Ich verspüre keinen Druck, nur Vorfreude. Kitzbühel ist für mich einer der Saisonhöhepunkte; ich liebe es, vor den heimischen Fans und dieser Kulisse zu spielen. Der Daviscup hat mir zwar einen kleinen Kitzbühel-Dämpfer gegeben, aber das ändert nichts an meiner Zuversicht.

Nach dem Daviscup sahen Sie sich Kritik ausgesetzt. Wie gehen Sie damit um?

Ich lese Kommentare und Meinungen von Fans im Internet, verfolge Diskussionen. Negative Kritik aber nehme ich mir nicht zu Herzen. Ich weiß, dass ich im Daviscup alles gegeben habe, ich wollte unbedingt gewinnen. Spielerisch kann ich mir extrem viel vorwerfen, aber kämpferisch? Nein, ich habe 100 Prozent gegeben.

Sie haben in der laufenden Saison bereits rund 600.000Dollar an Preisgeld eingespielt, insgesamt sind es über 1,5 Millionen Dollar. Was gönnen Sie sich?

Ich bin niemand, der viel Geld ausgibt, bin eher auf der sicheren Seite zu Hause. Alles, was ich brauche, habe ich.

Kitzbühel im Thiem-Fieber

Dominic Thiem wird in Kitzbühel erstmals als Nummer eins der Setzliste ein Turnier bestreiten. Nach einem Freilos trifft er im Achtelfinale am Mittwoch auf Andreas Haider-Maurer oder den Brasilianer João Souza.
Neben Thiem und Haider-Maurer stehen drei weitere Österreicher dank einer Wildcard fix im Hauptbewerb. Jürgen Melzer trifft auf Daniel Gimeno-Traver (ESP), Gerald Melzer misst sich mit einem Qualifikanten. Dennis Novak bekommt es mit dem Briten Aljaž Bedene zu tun.

Steckbrief

Dominic Thiem wurde am 3. September 1993 in Wiener Neustadt geboren.
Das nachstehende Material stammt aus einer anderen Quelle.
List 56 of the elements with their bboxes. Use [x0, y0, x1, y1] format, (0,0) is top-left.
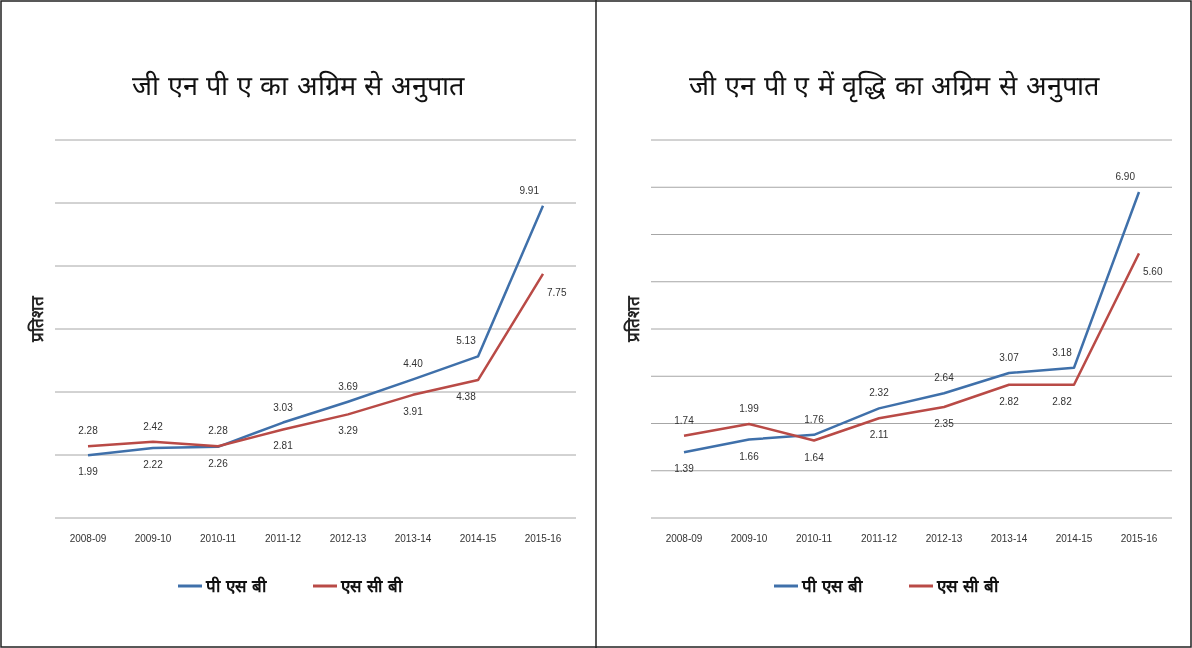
- data-label: 3.07: [999, 351, 1020, 363]
- data-label: 1.76: [804, 413, 825, 425]
- x-tick-label: 2012-13: [925, 533, 963, 544]
- y-axis-title: प्रतिशत: [27, 295, 47, 343]
- x-tick-label: 2015-16: [1120, 533, 1158, 544]
- x-tick-label: 2013-14: [990, 533, 1028, 544]
- x-tick-label: 2008-09: [69, 533, 107, 544]
- data-label: 7.75: [547, 286, 567, 298]
- legend-label: पी एस बी: [801, 576, 863, 596]
- data-label: 1.39: [674, 463, 695, 475]
- data-label: 2.28: [78, 425, 99, 437]
- data-label: 1.64: [804, 451, 825, 463]
- data-label: 9.91: [519, 184, 540, 196]
- data-label: 3.29: [338, 425, 359, 437]
- data-label: 1.99: [739, 402, 760, 414]
- data-label: 3.69: [338, 380, 359, 392]
- data-label: 2.26: [208, 457, 229, 469]
- data-label: 2.28: [208, 425, 229, 437]
- data-label: 1.66: [739, 450, 760, 462]
- data-label: 3.91: [403, 405, 424, 417]
- data-label: 2.82: [999, 395, 1020, 407]
- data-label: 6.90: [1115, 170, 1136, 182]
- data-label: 2.82: [1052, 395, 1073, 407]
- data-label: 4.40: [403, 358, 424, 370]
- x-tick-label: 2011-12: [265, 533, 302, 544]
- x-tick-label: 2015-16: [524, 533, 562, 544]
- x-tick-label: 2010-11: [200, 533, 237, 544]
- x-tick-label: 2012-13: [329, 533, 367, 544]
- data-label: 2.22: [143, 459, 164, 471]
- legend-label: एस सी बी: [936, 576, 999, 596]
- data-label: 1.99: [78, 466, 99, 478]
- x-tick-label: 2014-15: [1055, 533, 1093, 544]
- x-tick-label: 2013-14: [394, 533, 432, 544]
- data-label: 2.42: [143, 420, 164, 432]
- data-label: 3.03: [273, 401, 294, 413]
- data-label: 2.35: [934, 417, 955, 429]
- chart-title: जी एन पी ए का अग्रिम से अनुपात: [131, 70, 466, 103]
- data-label: 1.74: [674, 414, 695, 426]
- x-tick-label: 2010-11: [796, 533, 833, 544]
- data-label: 2.32: [869, 387, 890, 399]
- legend-label: एस सी बी: [340, 576, 403, 596]
- x-tick-label: 2008-09: [665, 533, 703, 544]
- data-label: 2.11: [869, 429, 889, 441]
- data-label: 5.60: [1143, 266, 1163, 278]
- x-tick-label: 2014-15: [459, 533, 497, 544]
- data-label: 4.38: [456, 391, 477, 403]
- data-label: 3.18: [1052, 346, 1073, 358]
- x-tick-label: 2011-12: [861, 533, 898, 544]
- chart-title: जी एन पी ए में वृद्धि का अग्रिम से अनुपात: [689, 70, 1100, 103]
- x-tick-label: 2009-10: [134, 533, 172, 544]
- data-label: 2.64: [934, 372, 955, 384]
- y-axis-title: प्रतिशत: [623, 295, 643, 343]
- data-label: 2.81: [273, 440, 294, 452]
- legend-label: पी एस बी: [205, 576, 267, 596]
- x-tick-label: 2009-10: [730, 533, 768, 544]
- data-label: 5.13: [456, 335, 477, 347]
Thiem zählte bereits als Jugendlicher zu den Besten, 2011 erreichte er das Juniorenfinale der French Open und war die Nummer zwei der Weltrangliste.

Auf der ATP-Tour hält der Niederösterreicher bei zwei Turniersiegen in Nizza und Umag, beide 2015 errungen.

Die ATP führt Thiem derzeit auf Rang 24 – bisher seine beste Platzierung.